The squat is an excellent exercise to strengthen the leg muscles. However, many people are not able to squat because of knee pain. In this blog post, we will look at some simple ways to modify your form in order to squat pain-free.
What causes knee pain when squatting?
Knee pain when squatting can be due to a previous injury or to overuse. Common conditions causing this pain are patellofemoral (PF) pain syndrome and meniscus tear. The PF joint is where the kneecap and femur meet at the front of your knee, while the menisci are the two cartilage cushions between your femur and tibia. In both conditions, the treatment goal is to reduce the pressure from the knee so that you allow your knee to heal.
Here is a few ways you can offload pressure from your knee joints when squatting:
1. Squat descent
There are two ways to cue squatting: sit back, when you move your hips posteriorly imagining that you are sitting on a chair far behind you. Or sit down, when you flex your knees and hips at the same time and your torso stays upright. If you are having knee pain, it is recommended to try the sit back form since it provides less pressure on the knee joint.
Another way to offload your knees is to widen your stance. With a wider stance, it is easier to move your hips backwards so that your knees don't travel excessively forwards.
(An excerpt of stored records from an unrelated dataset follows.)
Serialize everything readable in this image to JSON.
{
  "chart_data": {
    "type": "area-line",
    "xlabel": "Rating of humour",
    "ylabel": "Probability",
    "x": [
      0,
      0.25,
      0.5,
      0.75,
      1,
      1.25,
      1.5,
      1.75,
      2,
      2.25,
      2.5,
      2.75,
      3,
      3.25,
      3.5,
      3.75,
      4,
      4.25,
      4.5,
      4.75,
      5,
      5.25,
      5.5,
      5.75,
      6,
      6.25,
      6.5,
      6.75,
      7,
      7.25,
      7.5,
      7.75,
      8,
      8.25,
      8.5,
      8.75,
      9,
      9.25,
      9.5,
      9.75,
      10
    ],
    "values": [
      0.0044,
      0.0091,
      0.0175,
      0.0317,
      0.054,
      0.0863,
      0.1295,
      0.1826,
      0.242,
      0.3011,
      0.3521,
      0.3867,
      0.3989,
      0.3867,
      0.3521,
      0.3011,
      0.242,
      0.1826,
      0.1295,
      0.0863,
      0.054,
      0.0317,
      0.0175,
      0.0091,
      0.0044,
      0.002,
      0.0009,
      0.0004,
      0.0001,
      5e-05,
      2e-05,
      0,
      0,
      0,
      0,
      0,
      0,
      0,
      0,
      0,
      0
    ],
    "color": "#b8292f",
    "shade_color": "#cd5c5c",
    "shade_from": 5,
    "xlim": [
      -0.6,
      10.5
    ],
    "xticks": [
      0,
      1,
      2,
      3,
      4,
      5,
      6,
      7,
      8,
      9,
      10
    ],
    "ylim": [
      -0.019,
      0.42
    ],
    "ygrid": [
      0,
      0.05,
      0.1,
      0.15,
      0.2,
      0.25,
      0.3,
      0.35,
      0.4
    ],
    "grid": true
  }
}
Also, make sure that your foot angle is set in a way that your knees point the same direction of your toes as you squat.
3. Range of motion
In terms of range of motion, the highest stress on the patellofemoral joint and meniscus is between 90 and 130 degrees of knee flexion, so you might want to temporarily limit the squat depth in order to stay within a pain free range, and gradually increase it as you get better.
Start with light weights and high repetition and gradually increase the weight over time. Make sure you don't progress too quickly as you might cause your pain to flare up.
4. Joints mobility
Other factors that can affect the way you squat are ankle, hip and lower back range of motion. Mobility and stretching exercises that target these joints can be beneficial to improve your squat depth. A Physiotherapist can help you to assess your form and advise you on specific exercises for your needs.
Changing your squat technique can be helpful to reduce knee pain. Remember, every person has unique anatomical variables, so what works for someone might not work for someone else. Consult a physiotherapist for a personalized assessment and treatment.